Its worth bearing in mind that CCTV won't necessarily help in solving the identity of the visitors to your premises (for the purpose of aiding test and tracing or as an alternative to recording name and contact details); unless they are all wearing name badges, or you already know who they are. Where you can identify someone from CCTV, and provided your signage is adequate to inform customers/visitors that their data will be used in this way (eg if signage indicates that CCTV is in use for public safety purposes), and where you can't establish the information another way (for example, through collecting data via your booking system or on entry into premises), then make sure that you limit use of any information obtained this way to what is absolutely necessary only.

If you would have already collected the data (ie as part of advanced booking system etc), then hopefully you will already have followed GDPR rules in relation to the collection and processing of such data, in which case you can still use it for the original purposes that you collected it for, assuming that you have followed all necessary GDPR rules for processing the data.

However, it is not advisable to follow the example set by some businesses (according to recent press reports) – and use personal data collected specifically for test and trace purposes, to market to customers.
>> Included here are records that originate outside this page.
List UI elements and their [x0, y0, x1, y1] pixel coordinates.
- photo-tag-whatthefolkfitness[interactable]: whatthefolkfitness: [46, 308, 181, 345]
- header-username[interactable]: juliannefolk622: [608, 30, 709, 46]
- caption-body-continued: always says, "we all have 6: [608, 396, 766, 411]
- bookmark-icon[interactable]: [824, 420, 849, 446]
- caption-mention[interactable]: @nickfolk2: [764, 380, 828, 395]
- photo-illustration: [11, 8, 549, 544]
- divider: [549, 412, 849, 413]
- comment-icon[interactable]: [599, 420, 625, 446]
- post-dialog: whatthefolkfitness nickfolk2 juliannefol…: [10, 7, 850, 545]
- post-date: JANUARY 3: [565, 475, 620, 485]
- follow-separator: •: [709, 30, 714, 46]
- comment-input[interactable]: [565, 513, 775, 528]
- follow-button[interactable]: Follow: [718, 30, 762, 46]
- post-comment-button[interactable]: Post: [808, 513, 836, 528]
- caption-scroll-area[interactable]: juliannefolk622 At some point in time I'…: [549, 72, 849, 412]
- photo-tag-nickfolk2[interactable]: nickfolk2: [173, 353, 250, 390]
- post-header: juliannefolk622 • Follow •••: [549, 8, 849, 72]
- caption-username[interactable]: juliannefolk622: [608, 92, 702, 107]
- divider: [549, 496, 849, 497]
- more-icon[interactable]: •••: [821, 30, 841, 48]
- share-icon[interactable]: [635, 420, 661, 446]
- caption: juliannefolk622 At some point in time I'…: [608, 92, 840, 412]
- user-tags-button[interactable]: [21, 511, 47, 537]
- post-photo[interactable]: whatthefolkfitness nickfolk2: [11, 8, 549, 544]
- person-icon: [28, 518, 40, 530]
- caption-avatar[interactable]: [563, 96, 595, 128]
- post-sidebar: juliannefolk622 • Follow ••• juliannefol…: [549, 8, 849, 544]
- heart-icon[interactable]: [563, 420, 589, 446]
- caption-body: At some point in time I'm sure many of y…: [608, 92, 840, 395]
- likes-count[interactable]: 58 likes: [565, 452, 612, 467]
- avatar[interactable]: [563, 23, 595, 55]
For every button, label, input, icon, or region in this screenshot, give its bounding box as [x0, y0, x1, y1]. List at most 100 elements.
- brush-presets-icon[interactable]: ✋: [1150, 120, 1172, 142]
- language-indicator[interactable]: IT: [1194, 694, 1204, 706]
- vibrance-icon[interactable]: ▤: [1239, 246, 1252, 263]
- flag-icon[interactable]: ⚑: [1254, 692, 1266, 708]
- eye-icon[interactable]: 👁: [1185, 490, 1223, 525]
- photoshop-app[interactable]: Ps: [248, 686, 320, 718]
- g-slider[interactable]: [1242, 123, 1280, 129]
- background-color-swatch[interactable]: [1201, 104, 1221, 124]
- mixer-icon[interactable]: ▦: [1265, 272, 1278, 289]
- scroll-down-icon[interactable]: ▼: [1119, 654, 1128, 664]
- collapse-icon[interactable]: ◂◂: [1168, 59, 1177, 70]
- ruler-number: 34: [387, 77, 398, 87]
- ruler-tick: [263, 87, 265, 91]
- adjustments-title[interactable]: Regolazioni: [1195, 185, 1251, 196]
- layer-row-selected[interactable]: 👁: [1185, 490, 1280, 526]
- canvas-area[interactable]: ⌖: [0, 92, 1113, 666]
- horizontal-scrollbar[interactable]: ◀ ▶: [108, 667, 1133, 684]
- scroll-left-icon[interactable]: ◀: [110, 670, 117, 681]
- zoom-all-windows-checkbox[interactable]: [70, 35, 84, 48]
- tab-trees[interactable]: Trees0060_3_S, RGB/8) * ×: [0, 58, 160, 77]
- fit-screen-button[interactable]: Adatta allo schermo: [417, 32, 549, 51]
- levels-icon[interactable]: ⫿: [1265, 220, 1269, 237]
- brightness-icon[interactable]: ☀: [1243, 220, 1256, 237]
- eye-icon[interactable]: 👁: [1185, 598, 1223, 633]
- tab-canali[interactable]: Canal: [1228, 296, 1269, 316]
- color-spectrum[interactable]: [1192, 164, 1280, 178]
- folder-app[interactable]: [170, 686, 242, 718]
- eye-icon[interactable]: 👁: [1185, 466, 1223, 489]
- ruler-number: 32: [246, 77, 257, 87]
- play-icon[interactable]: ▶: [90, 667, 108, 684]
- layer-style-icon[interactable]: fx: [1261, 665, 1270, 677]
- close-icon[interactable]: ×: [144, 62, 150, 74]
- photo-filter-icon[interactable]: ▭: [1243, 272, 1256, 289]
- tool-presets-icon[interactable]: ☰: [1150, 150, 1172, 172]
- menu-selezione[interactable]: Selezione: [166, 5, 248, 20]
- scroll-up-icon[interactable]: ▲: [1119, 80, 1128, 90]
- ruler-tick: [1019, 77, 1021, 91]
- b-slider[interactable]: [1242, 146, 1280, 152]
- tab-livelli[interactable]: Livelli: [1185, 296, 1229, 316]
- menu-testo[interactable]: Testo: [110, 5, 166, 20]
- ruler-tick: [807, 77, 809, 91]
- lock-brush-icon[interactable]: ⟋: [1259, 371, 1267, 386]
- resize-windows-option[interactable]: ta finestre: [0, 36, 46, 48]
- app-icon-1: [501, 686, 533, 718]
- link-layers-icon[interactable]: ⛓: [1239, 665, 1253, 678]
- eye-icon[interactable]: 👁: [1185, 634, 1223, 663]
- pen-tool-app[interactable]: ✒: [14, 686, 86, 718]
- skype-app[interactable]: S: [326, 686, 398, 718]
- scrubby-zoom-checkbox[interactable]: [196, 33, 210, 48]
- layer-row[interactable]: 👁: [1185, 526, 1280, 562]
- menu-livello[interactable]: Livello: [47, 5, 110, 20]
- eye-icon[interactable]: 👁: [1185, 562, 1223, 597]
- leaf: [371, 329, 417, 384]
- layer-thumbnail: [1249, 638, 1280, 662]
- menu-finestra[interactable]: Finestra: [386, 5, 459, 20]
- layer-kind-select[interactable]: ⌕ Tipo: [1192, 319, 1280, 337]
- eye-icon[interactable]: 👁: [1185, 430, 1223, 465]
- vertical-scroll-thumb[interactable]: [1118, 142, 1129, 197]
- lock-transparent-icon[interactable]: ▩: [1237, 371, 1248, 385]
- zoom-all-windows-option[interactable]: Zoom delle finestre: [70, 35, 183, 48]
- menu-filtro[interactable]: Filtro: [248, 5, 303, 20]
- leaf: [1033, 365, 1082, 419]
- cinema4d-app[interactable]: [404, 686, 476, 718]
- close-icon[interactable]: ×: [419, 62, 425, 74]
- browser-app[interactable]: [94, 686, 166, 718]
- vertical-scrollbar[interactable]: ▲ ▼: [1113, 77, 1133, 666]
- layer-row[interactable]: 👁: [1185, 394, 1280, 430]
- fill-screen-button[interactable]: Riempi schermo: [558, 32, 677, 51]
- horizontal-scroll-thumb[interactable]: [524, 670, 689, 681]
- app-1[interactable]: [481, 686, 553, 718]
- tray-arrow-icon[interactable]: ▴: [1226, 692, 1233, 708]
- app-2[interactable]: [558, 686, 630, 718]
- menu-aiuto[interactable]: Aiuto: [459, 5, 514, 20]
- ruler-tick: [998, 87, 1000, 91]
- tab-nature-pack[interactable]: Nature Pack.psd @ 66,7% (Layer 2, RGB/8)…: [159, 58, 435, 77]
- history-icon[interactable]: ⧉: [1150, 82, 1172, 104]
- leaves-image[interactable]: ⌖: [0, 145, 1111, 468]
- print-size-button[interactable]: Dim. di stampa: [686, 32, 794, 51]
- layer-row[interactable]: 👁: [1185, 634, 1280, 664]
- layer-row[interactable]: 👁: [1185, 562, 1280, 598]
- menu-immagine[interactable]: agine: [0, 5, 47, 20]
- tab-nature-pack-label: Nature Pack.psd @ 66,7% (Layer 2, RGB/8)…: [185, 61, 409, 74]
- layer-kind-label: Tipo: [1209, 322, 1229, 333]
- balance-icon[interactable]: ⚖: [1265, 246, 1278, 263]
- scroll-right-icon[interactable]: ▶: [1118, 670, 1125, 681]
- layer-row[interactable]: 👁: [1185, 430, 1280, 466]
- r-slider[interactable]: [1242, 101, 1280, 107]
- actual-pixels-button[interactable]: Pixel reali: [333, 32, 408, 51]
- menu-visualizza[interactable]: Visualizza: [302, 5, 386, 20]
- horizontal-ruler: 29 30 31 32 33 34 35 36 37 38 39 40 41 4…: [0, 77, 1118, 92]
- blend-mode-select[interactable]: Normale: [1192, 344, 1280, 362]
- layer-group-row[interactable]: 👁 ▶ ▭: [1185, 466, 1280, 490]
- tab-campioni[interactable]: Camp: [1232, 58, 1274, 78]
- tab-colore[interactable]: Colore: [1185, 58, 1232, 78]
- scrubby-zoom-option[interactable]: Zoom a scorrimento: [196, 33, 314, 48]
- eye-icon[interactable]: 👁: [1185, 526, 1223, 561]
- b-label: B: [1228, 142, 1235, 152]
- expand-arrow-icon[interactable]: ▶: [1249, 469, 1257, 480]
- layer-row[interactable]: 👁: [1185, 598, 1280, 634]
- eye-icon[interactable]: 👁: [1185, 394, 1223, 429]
This, in data protection terms, is a big no no.

Data protection legislation provides individuals with rights that they can enforce in respect of the personal data that an organisation holds about them. One of these includes the right to ask for access to all such data. You will therefore need to make sure that you have processes in place to enable you to respond to such requests if needs be, in accordance with legislative requirements.

The above guidelines can also be applied to other consumer facing businesses which continue to open up too – such as gym, beauty salons and theatres. Many gyms will already be familiar with data protection requirements through collecting member data, and will already have systems in place, via access cards, to log who attended their premises and when. However, they will still need to update policies to reflect the new use and potential disclosure of data in respect of test and trace, and extra care will need to be taken where for example they conclude, as a result of a risk assessment, that temperature checks are necessary.